La vicenda rappresentò uno spartiacque nel modo di fare televisione. Attorno ai tubi catodici si radunò tutta l’Italia, stretta nella commozione e nella partecipazione emotiva. Però la deriva che seguì, avrebbe potuto essere gestita meglio…
La nascita della "tv del dolore" si fa risalire proprio a qui, alla storia di Alfredino: telecamere, una diretta televisiva durata diciotto ore… Probabilmente possiamo concedere il beneficio di una certa ingenuità, in fondo era la prima volta che succedeva una cosa del genere. Ma da lì in poi, la cosiddetta "tv del dolore” è arrivata a conseguenze veramente terribili. Come scrive il filosofo coreano Byung-Chul Han, siamo diventati una società "algofobica", incapace di affrontare il dolore e di trarne fuori qualcosa di buono. Mi viene sempre in mente quel famoso sketch tra Pino Daniele e Massimo Troisi, in cui Troisi dice a Pino Daniele: "Vabbe', ma tu pe' fa 'na canzone devi soffrire poco, perché 'na canzone dura due o tre minuti, io pe' fa' 'nu film, che dura due ore, devo soffrire assai!".
Visto che citi Troisi, non possiamo non fare riferimento al tuo lavoro di attore. Portare le emozioni davanti a una telecamera si lega, in qualche modo, al metterle su carta?
In realtà no: in nessun modo! A questo tipo di domanda di solito rispondevo dicendo “Il lavoro dell'attore è il lavoro di uno che è abituato a stare davanti a una fonte di luce, ad essere guardato dagli altri. Lo scrittore invece punta questo proiettore sugli altri, li osserva e dopo scrive”. Poi ho raffinato questo pensiero, ho capito che nella scrittura non c'è “l'ingombro del corpo”. Quando fai un mestiere come il mio la gente ti riconosce, conosce i tuoi personaggi. Ecco, "l’ingombro del corpo" viene prima di te. Il romanzo invece ti consente un'altra forma di relazione, molto più intima.
A proposito di riconoscere i personaggi: raccontaci qualcosa della televisione…
Vedete i miei baffi? Ecco: questi vengono proprio dalla televisione! In questi giorni sto recitando Filumena Marturano a Barcellona, in catalano, e sta avendo un grandissimo successo. Per me questa è un'occasione strepitosa perché, da napoletano, conosco Filumena Marturano come tutti i testi di Eduardo. Ma per scoprirne la bellezza bisogna uscire e tornare a guardare da un altro punto di vista.
Già: anche in televisione, potremmo dire, c’è modo e modo… e poi c’è Bruno Modo, il personaggio che interpreti nelle fiction ispirate ai romanzi di De Giovani. Come hai approcciato quel personaggio?

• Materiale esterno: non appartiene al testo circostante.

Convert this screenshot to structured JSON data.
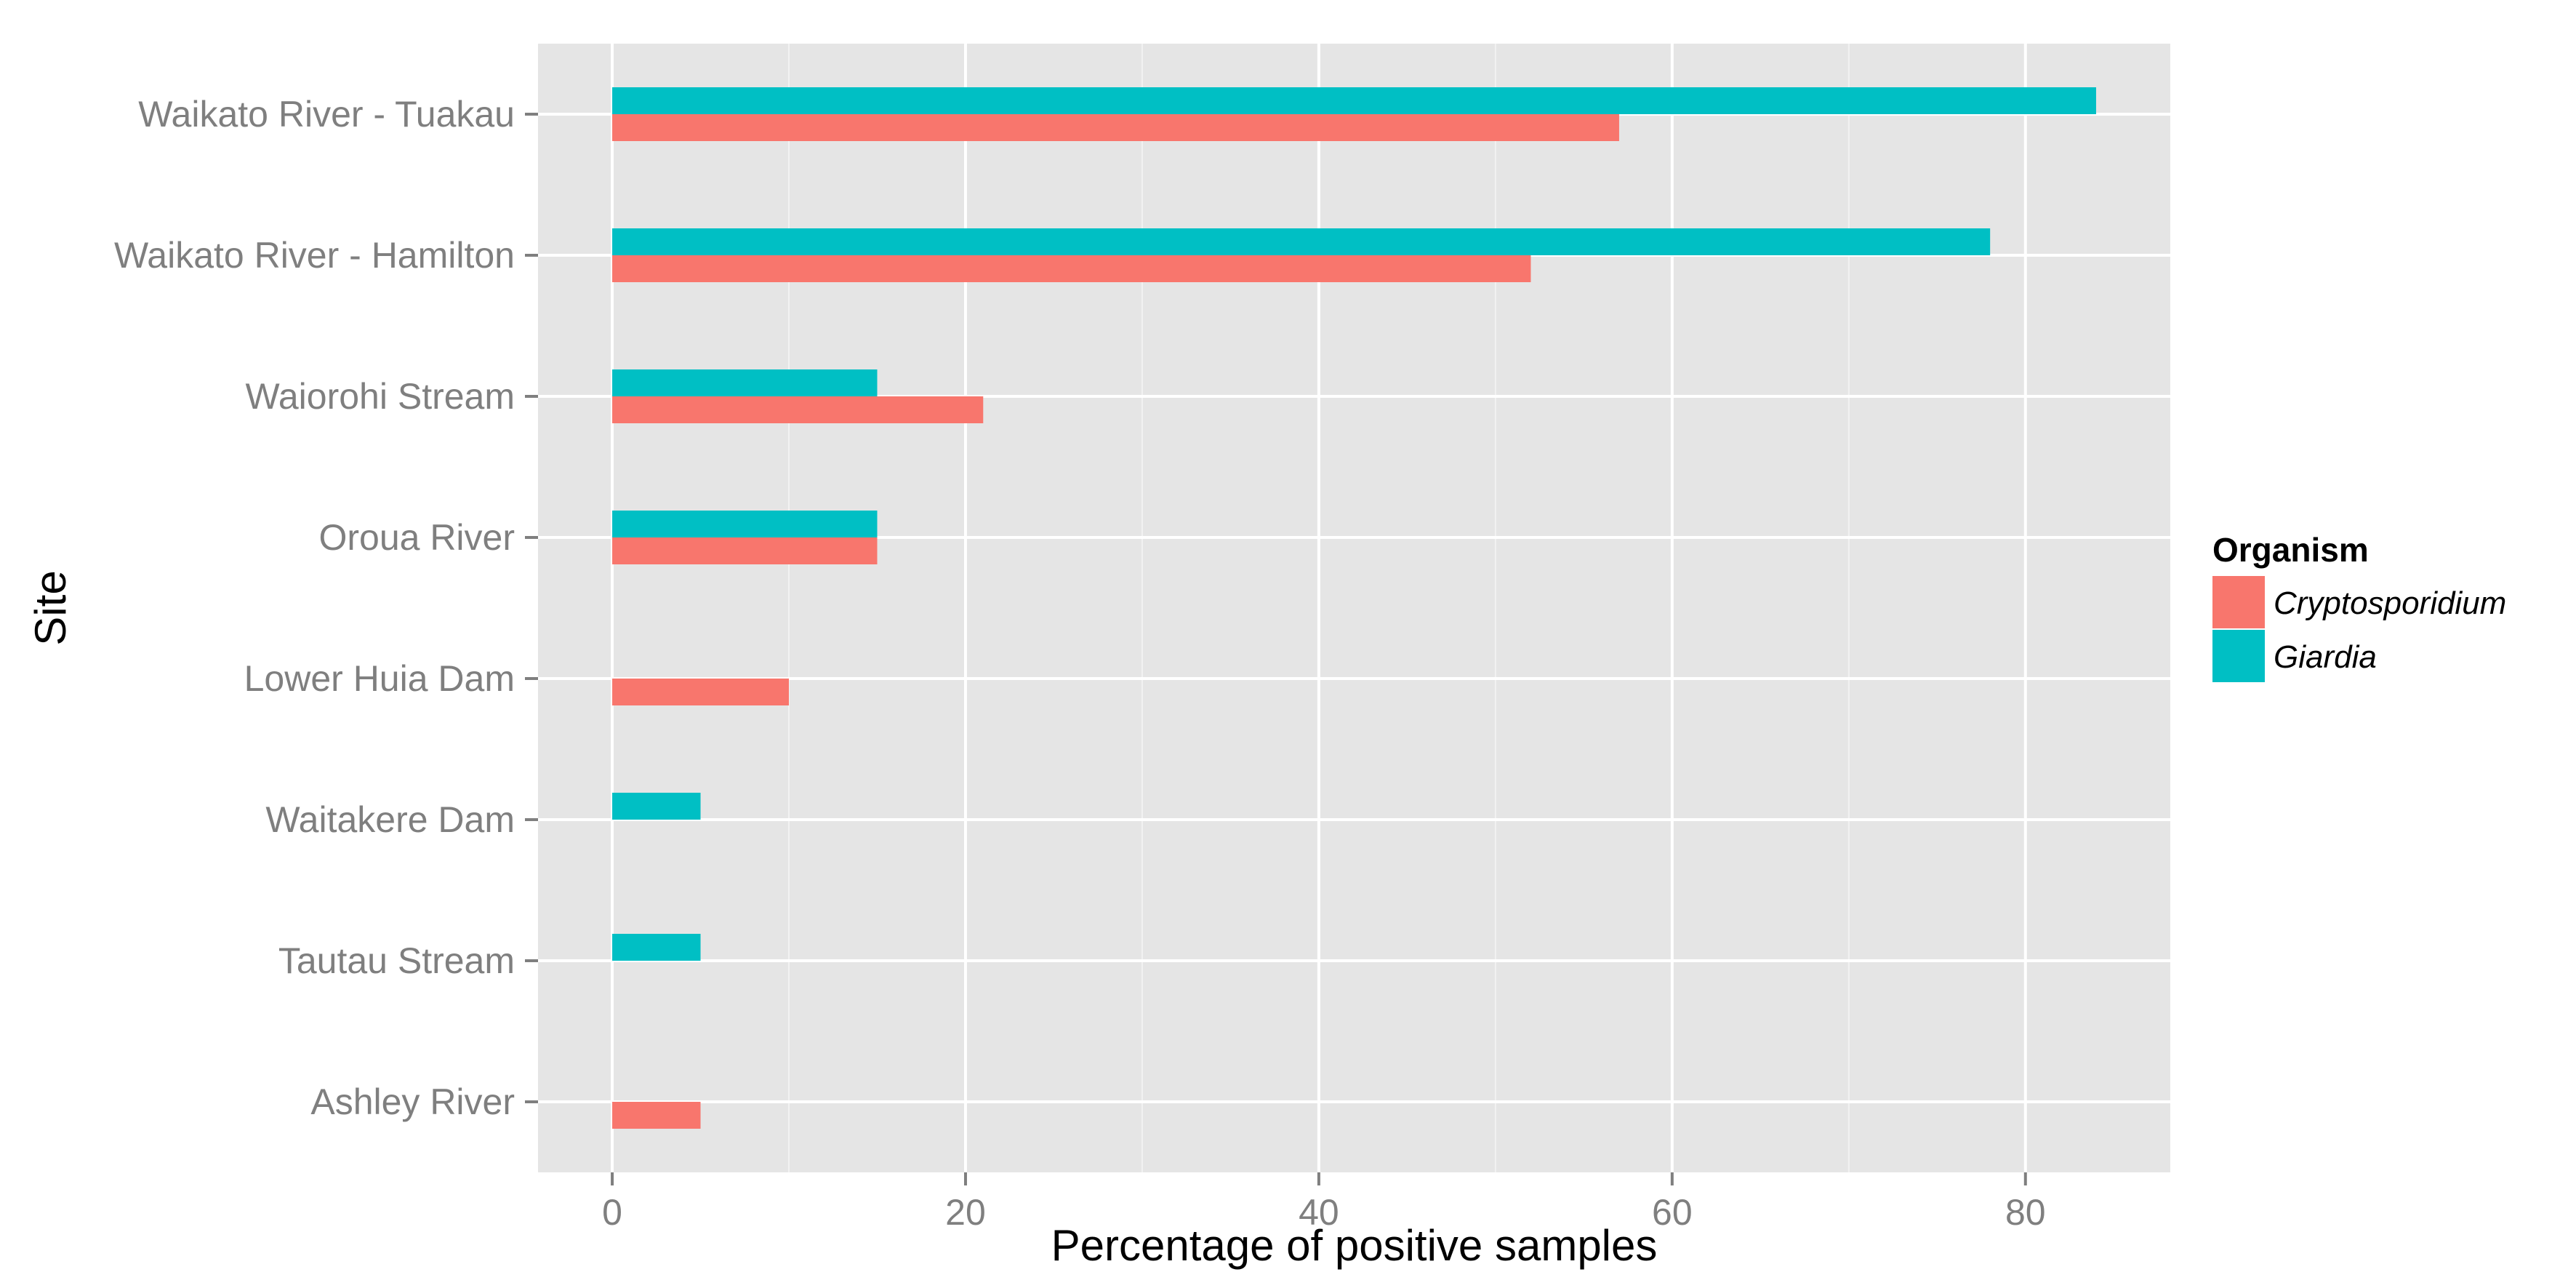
{
  "chart_data": {
    "type": "bar",
    "orientation": "horizontal",
    "categories": [
      "Waikato River - Tuakau",
      "Waikato River - Hamilton",
      "Waiorohi Stream",
      "Oroua River",
      "Lower Huia Dam",
      "Waitakere Dam",
      "Tautau Stream",
      "Ashley River"
    ],
    "series": [
      {
        "name": "Cryptosporidium",
        "color": "#f8766d",
        "values": [
          57,
          52,
          21,
          15,
          10,
          0,
          0,
          5
        ]
      },
      {
        "name": "Giardia",
        "color": "#00bfc4",
        "values": [
          84,
          78,
          15,
          15,
          0,
          5,
          5,
          0
        ]
      }
    ],
    "xlabel": "Percentage of positive samples",
    "ylabel": "Site",
    "xlim": [
      -4.2,
      88.2
    ],
    "xticks": [
      0,
      20,
      40,
      60,
      80
    ],
    "legend": {
      "title": "Organism",
      "position": "right"
    },
    "grid": true,
    "panel_background": "#e5e5e5"
  }
}
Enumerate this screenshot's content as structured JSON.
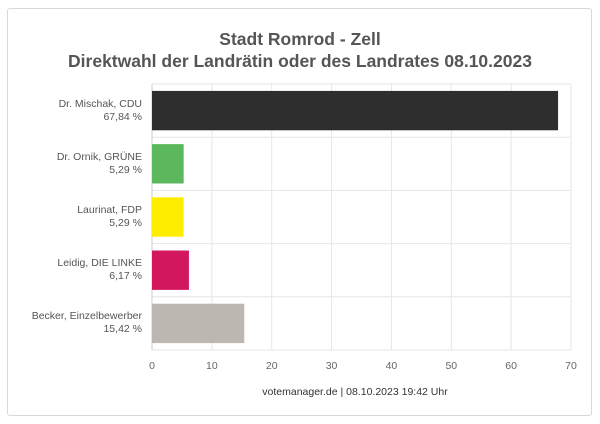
{
  "chart_data": {
    "type": "bar",
    "orientation": "horizontal",
    "title": "Stadt Romrod - Zell",
    "subtitle": "Direktwahl der Landrätin oder des Landrates 08.10.2023",
    "categories": [
      {
        "name": "Dr. Mischak, CDU",
        "label": "67,84 %",
        "value": 67.84,
        "color": "#2e2e2e"
      },
      {
        "name": "Dr. Ornik, GRÜNE",
        "label": "5,29 %",
        "value": 5.29,
        "color": "#5cb85c"
      },
      {
        "name": "Laurinat, FDP",
        "label": "5,29 %",
        "value": 5.29,
        "color": "#ffed00"
      },
      {
        "name": "Leidig, DIE LINKE",
        "label": "6,17 %",
        "value": 6.17,
        "color": "#d3175f"
      },
      {
        "name": "Becker, Einzelbewerber",
        "label": "15,42 %",
        "value": 15.42,
        "color": "#bcb7b1"
      }
    ],
    "xlim": [
      0,
      70
    ],
    "xticks": [
      "0",
      "10",
      "20",
      "30",
      "40",
      "50",
      "60",
      "70"
    ],
    "grid": true,
    "legend": "none",
    "footer": "votemanager.de | 08.10.2023 19:42 Uhr"
  }
}
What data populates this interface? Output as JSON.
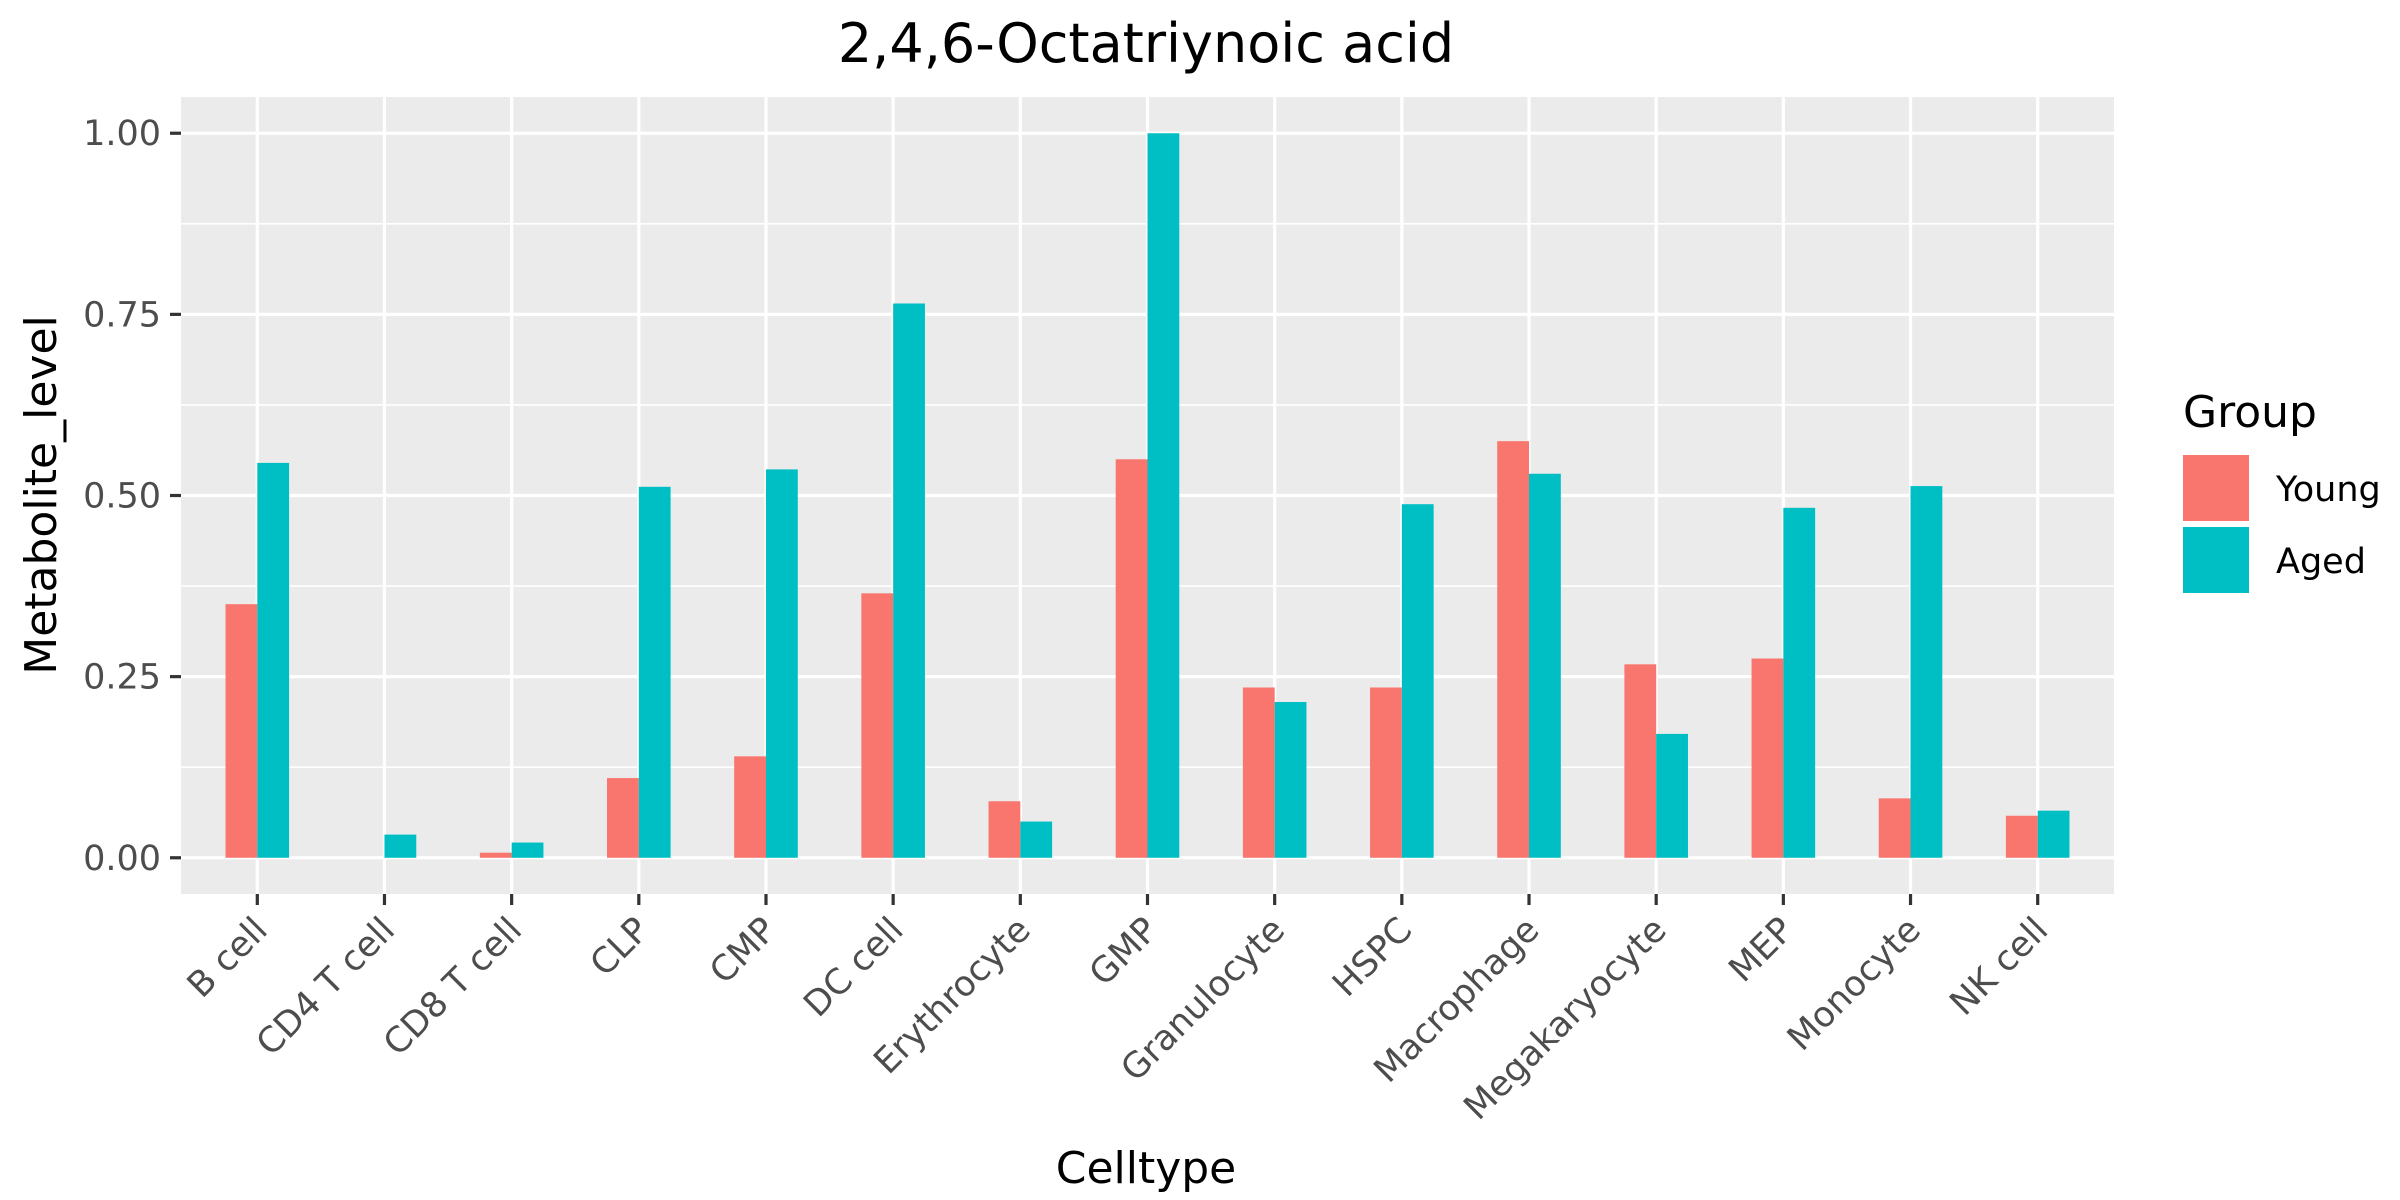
{
  "chart_data": {
    "type": "bar",
    "title": "2,4,6-Octatriynoic acid",
    "xlabel": "Celltype",
    "ylabel": "Metabolite_level",
    "ylim": [
      -0.05,
      1.05
    ],
    "yticks": [
      0.0,
      0.25,
      0.5,
      0.75,
      1.0
    ],
    "ytick_labels": [
      "0.00",
      "0.25",
      "0.50",
      "0.75",
      "1.00"
    ],
    "grid": true,
    "legend_position": "right",
    "legend_title": "Group",
    "categories": [
      "B cell",
      "CD4 T cell",
      "CD8 T cell",
      "CLP",
      "CMP",
      "DC cell",
      "Erythrocyte",
      "GMP",
      "Granulocyte",
      "HSPC",
      "Macrophage",
      "Megakaryocyte",
      "MEP",
      "Monocyte",
      "NK cell"
    ],
    "series": [
      {
        "name": "Young",
        "color": "#F8766D",
        "values": [
          0.35,
          0.0,
          0.007,
          0.11,
          0.14,
          0.365,
          0.078,
          0.55,
          0.235,
          0.235,
          0.575,
          0.267,
          0.275,
          0.082,
          0.058
        ]
      },
      {
        "name": "Aged",
        "color": "#00BFC4",
        "values": [
          0.545,
          0.032,
          0.021,
          0.512,
          0.536,
          0.765,
          0.05,
          1.0,
          0.215,
          0.488,
          0.53,
          0.171,
          0.483,
          0.513,
          0.065
        ]
      }
    ]
  }
}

Bruno Modo è stata una scommessa vinta grazie a due persone: Maurizio De Giovanni e Alessandro D'Alatri, il regista della serie. Bruno Modo è un anatomopatologo, quindi uno abituato ad avere a che fare con la morte, ma nonostante questo è un tipo allegro, uno a cui piace vivere. Modo, però, è anche un antifascista e in questo senso è anche un personaggio attuale. I romanzi di De Giovanni sono ambientati negli anni Trenta, ma le cose che mi sono ritrovato a recitare, sono perfettamente aderenti anche all’oggi.
Ultima domanda. A Milano, un napoletano come te ha diverse ragioni per diffidare di qualsiasi caffè gli venga offerto… ma ci vuoi dire, esattamente, in cosa sbagliamo?!
Io vivo a Barcellona e quindi questa battaglia del caffè ho smesso di farla orma tanti anni fa. In Un passo dal cielo, un’altra serie in cui ho recitato, impersonavo il commissario Nappi, un napoletano che vive sulle Dolomiti. Nelle prime sceneggiature, Nappi si lamentava sempre del caffè e della pizza, così un giorno ho detto agli sceneggiatori “Ma questo non è napoletano... questo è scemo! sta in uno dei posti più belli della terra... e si lamenta perché non ci sta 'a pizza!”. Ma, insomma, un po’ è vero, se uno si deve prendere un buon caffè… magari qualche centinaio di chilometri in più se li deve fare!